豆豆先生の研究室

ぼくの気ままなnostalgic journeyです。

直井明「87分署のキャレラ エド・マクベインの世界」

2025年02月12日 | 本と雑誌
 
 きのう(2月11日)の東京新聞朝刊の死亡欄に直井明氏が2日に亡くなったという記事が出ていた。
 福島重雄弁護士(元札幌地裁判事)の死亡記事(享年94歳)と並んで載っていた。福島氏は、長沼ナイキ基地訴訟の裁判長でとして自衛隊を違憲とした判決内容だけでなく、裁判の過程で地裁所長が判決に介入したいわゆる「司法の危機」の当事者として有名である。

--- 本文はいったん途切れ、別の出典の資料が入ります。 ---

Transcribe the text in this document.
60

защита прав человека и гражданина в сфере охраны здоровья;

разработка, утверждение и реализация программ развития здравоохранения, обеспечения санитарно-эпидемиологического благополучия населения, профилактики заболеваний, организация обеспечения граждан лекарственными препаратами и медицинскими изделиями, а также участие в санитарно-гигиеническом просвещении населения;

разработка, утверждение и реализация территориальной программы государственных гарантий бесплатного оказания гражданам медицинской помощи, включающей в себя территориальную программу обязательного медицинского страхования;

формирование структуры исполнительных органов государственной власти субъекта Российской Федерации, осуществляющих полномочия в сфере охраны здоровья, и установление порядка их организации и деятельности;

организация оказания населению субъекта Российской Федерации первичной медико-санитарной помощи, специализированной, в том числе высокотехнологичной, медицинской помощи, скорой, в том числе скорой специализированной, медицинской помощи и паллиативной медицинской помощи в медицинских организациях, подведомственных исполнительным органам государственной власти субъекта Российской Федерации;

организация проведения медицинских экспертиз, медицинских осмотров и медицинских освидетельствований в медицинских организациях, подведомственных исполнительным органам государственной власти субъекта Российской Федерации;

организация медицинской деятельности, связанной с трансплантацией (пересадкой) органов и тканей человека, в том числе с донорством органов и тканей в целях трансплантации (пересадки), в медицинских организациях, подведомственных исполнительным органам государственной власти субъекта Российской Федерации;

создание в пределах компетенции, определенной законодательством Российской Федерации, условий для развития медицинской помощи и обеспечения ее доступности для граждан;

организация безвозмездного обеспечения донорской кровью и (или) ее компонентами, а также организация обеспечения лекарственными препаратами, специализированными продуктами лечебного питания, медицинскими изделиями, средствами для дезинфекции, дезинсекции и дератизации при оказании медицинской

 ぼくは一時期エド・マクベインの「87分署」シリーズにはまっていた。「はまった」といっても、ぼくの場合はそのシリーズなり著者なりを10冊も読めば「はまった」ことになる。「87分署」シリーズも早川ポケットミステリとハヤカワ文庫で合計15冊くらい読んだだけである。その後、直井明「87分署のキャレラーーエド・マクベインの世界」(六興出版、1984年)という本を古本屋で見つけて買った。ただし、この著者ほどにはマクベインやキャレラ(87分署の主人公の刑事)自体には興味が湧かなかった。小説それ自体を読んで、ストーリーの背景になったアイソラ(ニューヨーク)の雰囲気を味わうだけで十分だった。
 同書の表紙裏に、同じ直井氏の「87分署インタビュー エド・マクベインに聞く」、「87分署グラフィティ」「87分署シティー・クルーズ」(すべて六興出版)の新聞広告が挟んであった。本書の著者紹介によると、氏は1931年東京麻布の生まれ、東京外語大インド語学科卒業の商社マンで、本書執筆当時は商社(会社名はない)のヒューストン支店長、南達夫のペンネームでミステリ小説の受賞歴もあるとのこと。昨日の死亡記事によると、享年93歳、肩書は「海外ミステリー研究家」で、「本名非公表」となっている。記事によると、「87分署グラフィティ エド・マクベインの世界」で1989年に日本推理作家協会賞評論その他部門賞を受賞したとある。
 シャーロック・ホームズの原典を「研究」する「シャーロキアン」にちなむなら、氏はさながら「キャレリアン」とでも言えようか。  

 この本も断捨離候補の山積みにした本の中に積んであったが、もうしばらく置いておこうか。